Разоблачитель Бродского
Разоблачитель Бродского
Десять лет (лет — с середины июня до начала августа) Наум Моисеевич ("Эма") Коржавин был моим соседом. В Норвичской летней школе мы всегда оказывались в соседних комнатах. Я его полюбил. Эма был уже почти слепой, но стремительный. Весь составлен из шаров разного диаметра, самые выпуклые — лоб и пузо. Но также шарообразны нос, толстые очки, даже, кажется, пальцы коротковатых рук. Он напористо катался по норвичскому кампусу в запорожских шароварах — вверх по холму, вниз с холма. В столовую в чистой майке, из столовой заляпанный сегодняшним меню, но заботливая Любаня тут же переодевала поэта в чистое. Своим красно-белым посохом слепца он на знакомых дорожках не пользовался, но нес его перед собою как маршальский жезл. Я обычно не мог удержаться и говорил: "Словно гуляка с волшебною тростью…"

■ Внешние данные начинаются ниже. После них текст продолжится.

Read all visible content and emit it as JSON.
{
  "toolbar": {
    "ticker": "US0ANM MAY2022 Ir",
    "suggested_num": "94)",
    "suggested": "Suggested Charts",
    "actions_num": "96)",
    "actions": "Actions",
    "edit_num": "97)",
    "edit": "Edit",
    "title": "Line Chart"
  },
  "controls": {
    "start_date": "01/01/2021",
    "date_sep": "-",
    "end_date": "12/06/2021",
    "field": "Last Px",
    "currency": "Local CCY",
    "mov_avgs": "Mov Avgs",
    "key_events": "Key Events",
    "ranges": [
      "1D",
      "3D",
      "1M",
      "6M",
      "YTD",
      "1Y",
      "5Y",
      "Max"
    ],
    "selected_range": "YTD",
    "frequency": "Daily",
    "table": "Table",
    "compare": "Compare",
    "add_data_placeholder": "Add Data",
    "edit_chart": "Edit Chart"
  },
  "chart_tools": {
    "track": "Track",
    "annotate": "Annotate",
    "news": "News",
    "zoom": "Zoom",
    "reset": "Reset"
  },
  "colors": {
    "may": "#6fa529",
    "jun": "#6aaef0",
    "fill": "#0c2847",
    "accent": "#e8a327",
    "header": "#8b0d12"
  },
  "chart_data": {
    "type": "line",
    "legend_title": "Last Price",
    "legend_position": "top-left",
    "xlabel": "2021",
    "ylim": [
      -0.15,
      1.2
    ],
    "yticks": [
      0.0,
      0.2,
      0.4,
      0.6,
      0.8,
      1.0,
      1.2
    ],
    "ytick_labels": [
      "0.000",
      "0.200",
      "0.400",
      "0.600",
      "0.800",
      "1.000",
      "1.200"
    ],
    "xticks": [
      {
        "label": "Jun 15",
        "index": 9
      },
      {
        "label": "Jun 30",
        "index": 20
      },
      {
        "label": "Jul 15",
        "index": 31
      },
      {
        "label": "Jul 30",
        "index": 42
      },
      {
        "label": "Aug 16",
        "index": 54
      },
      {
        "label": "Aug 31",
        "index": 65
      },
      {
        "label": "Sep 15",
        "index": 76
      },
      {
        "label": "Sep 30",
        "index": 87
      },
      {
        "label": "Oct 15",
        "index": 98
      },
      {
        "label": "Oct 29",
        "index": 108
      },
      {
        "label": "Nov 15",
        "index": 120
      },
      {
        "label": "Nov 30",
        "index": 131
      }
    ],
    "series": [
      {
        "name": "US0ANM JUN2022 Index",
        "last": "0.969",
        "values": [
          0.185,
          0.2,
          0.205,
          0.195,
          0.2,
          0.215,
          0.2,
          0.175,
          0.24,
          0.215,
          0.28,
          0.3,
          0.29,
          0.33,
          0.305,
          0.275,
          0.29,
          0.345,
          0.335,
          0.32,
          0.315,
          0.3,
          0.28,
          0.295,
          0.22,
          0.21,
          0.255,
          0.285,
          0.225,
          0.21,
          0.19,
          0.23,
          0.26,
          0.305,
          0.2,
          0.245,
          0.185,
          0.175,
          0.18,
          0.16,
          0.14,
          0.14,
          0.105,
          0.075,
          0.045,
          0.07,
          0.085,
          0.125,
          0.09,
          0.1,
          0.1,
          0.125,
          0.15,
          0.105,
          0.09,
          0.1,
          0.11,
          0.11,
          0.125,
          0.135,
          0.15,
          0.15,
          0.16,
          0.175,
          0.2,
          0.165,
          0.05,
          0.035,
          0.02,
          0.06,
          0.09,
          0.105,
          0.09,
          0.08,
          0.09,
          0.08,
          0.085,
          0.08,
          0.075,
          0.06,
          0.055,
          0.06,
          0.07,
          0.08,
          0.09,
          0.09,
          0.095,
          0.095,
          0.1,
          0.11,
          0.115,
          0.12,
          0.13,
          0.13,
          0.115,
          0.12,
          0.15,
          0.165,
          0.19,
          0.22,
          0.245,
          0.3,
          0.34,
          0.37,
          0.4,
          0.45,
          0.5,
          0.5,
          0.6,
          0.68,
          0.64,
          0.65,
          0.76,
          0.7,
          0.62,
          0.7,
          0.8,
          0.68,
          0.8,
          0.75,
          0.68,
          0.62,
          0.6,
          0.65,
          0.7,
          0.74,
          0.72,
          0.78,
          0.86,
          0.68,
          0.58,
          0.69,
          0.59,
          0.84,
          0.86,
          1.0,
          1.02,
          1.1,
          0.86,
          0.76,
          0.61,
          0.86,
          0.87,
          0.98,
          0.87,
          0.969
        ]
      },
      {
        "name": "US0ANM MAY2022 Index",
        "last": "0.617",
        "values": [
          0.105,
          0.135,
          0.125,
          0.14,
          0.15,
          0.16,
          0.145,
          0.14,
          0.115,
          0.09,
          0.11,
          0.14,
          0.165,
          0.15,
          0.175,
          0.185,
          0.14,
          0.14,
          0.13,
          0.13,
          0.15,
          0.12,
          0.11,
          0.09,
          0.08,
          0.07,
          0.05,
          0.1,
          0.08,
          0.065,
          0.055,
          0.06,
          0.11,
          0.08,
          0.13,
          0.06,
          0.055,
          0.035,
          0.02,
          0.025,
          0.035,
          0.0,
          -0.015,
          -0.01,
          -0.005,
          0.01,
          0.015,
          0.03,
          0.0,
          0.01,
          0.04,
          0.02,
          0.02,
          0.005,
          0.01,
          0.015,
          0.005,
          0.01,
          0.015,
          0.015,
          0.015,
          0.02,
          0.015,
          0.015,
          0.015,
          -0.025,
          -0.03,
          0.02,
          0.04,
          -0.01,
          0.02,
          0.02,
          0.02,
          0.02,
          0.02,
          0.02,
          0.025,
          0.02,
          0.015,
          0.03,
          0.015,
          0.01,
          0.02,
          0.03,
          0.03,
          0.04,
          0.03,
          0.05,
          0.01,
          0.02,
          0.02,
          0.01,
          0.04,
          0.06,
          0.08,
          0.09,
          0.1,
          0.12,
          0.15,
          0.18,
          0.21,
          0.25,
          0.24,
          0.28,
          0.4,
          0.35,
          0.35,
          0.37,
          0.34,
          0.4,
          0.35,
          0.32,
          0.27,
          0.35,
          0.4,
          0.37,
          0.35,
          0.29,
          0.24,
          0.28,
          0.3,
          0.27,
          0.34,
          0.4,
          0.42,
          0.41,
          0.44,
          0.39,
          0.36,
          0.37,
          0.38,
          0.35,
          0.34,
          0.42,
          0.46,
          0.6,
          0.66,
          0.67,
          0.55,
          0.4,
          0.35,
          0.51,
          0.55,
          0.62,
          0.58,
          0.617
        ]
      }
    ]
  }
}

Хотя выпуклостью Эма и напоминает Сократа, он не столько собеседник, сколько монологист. Голос у него странный — очень сиплый и очень звонкий. Я к нему подсаживался в столовой и вообще любил слушать его, когда было время. Дивился его сильной памяти и уму. Если бы я хоть что- то понимал в шахматах, я бы сказал, что ум у него алехинский — многоходовый и неожиданный. Еще в нем очень привлекательна честность по отношению к себе. Вспоминая, он не заботится о том, чтобы выставить себя в выгодном свете, но и не кокетничает расчетливо своими промахами и недостатками. Рассказывает, как пытался дать свои стихи любимому Пастернаку и Пастернак сказал: "Я слишком занят, чтобы разбираться в микроскопических различиях между вами и Евтушенко". Такое многие бы утаили или постарались забыть, а Эма упрекнет Пастернака за бестактность и рассказывает дальше.

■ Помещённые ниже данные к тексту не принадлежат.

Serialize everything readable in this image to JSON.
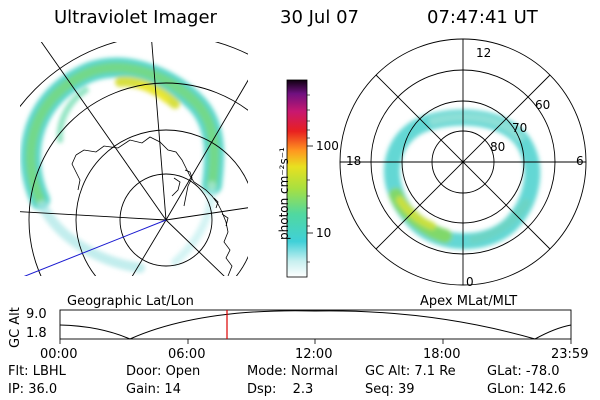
{
  "header": {
    "title": "Ultraviolet Imager",
    "date": "30 Jul 07",
    "time": "07:47:41 UT"
  },
  "colorbar": {
    "unit_label": "photon cm⁻²s⁻¹",
    "ticks": [
      "100",
      "10"
    ]
  },
  "panels": {
    "left_caption": "Geographic Lat/Lon",
    "right_caption": "Apex MLat/MLT"
  },
  "polar": {
    "mlt_labels": [
      "12",
      "6",
      "0",
      "18"
    ],
    "lat_labels": [
      "60",
      "70",
      "80"
    ]
  },
  "timeline": {
    "ylabel": "GC Alt",
    "y_ticks": [
      "9.0",
      "1.8"
    ],
    "x_ticks": [
      "00:00",
      "06:00",
      "12:00",
      "18:00",
      "23:59"
    ]
  },
  "info": {
    "row1": [
      {
        "key": "Flt:",
        "value": "LBHL"
      },
      {
        "key": "Door:",
        "value": "Open"
      },
      {
        "key": "Mode:",
        "value": "Normal"
      },
      {
        "key": "GC Alt:",
        "value": "7.1 Re"
      },
      {
        "key": "GLat:",
        "value": "-78.0"
      }
    ],
    "row2": [
      {
        "key": "IP:",
        "value": "36.0"
      },
      {
        "key": "Gain:",
        "value": "14"
      },
      {
        "key": "Dsp:",
        "value": "2.3"
      },
      {
        "key": "Seq:",
        "value": "39"
      },
      {
        "key": "GLon:",
        "value": "142.6"
      }
    ]
  },
  "colors": {
    "grid": "#000000",
    "cursor": "#dd0000",
    "meridian": "#1a1ad0"
  }
}
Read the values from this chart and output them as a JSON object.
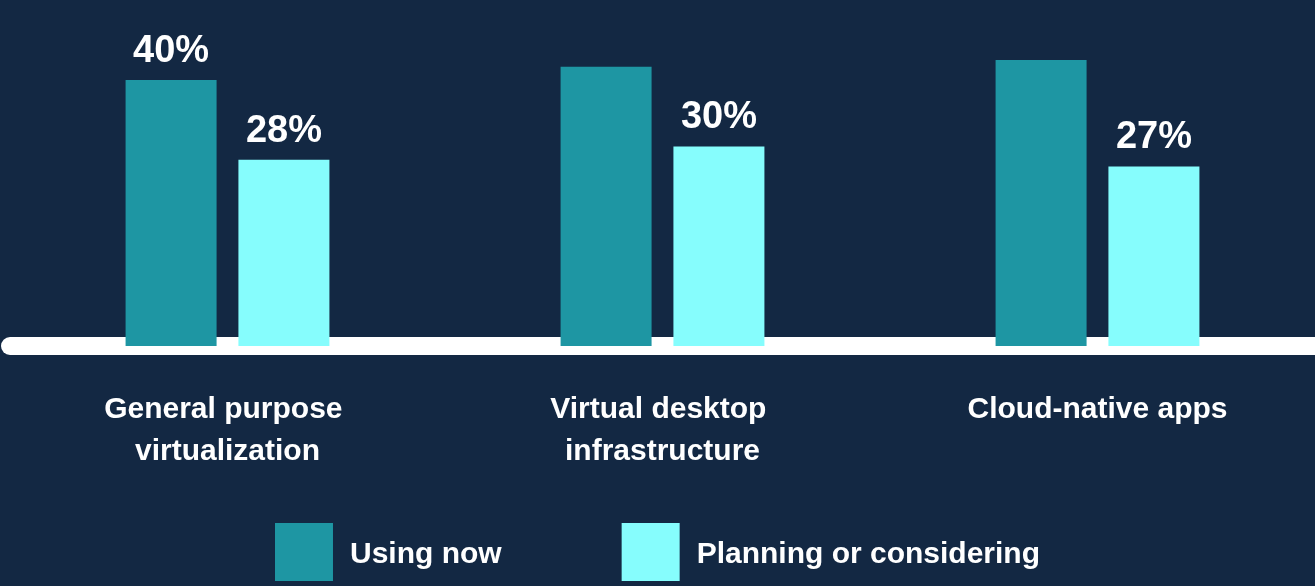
{
  "chart_data": {
    "type": "bar",
    "categories": [
      "General purpose virtualization",
      "Virtual desktop infrastructure",
      "Cloud-native apps"
    ],
    "series": [
      {
        "name": "Using now",
        "color": "#1e96a3",
        "values": [
          40,
          42,
          43
        ],
        "value_labels": [
          "40%",
          null,
          null
        ]
      },
      {
        "name": "Planning or considering",
        "color": "#86fdfd",
        "values": [
          28,
          30,
          27
        ],
        "value_labels": [
          "28%",
          "30%",
          "27%"
        ]
      }
    ],
    "legend": "bottom"
  }
}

Наше летнее соседство началось в 1987 году и совпало с историческими переменами на родине. На эти темы Эма, в основном, и рассуждал, а я слушал. Его мысли часто меня удивляли и пророчества оказывались верны. Так, например, в те перестроечные времена на мои сетования, что в стране просто нет кадров, чтобы рулить в сторону капитализма и представительной демократии, старый антисоветчик сказал: "Есть. КГБ — наименее коррумпированная организация". Эма хорошо знает русскую историю. Однажды в начале 70-х годов мы с Ниной были в Москве и случайно попали в театр Станиславского на пьесу Коржавина "Однажды в двадцатом". Сюжет и спектакль я не помню (смутно напоминает "Бег" Булгакова). Помню, что очень понравился резонер, профессор-историк, как бы Ключевский, со свойственным Ключевскому скептическим гуманизмом, но комментирующий события после 17-го года. Историка играл популярный Евгений Леонов, но мы тогда еще не знали, что Леонов и внешне похож на Эму.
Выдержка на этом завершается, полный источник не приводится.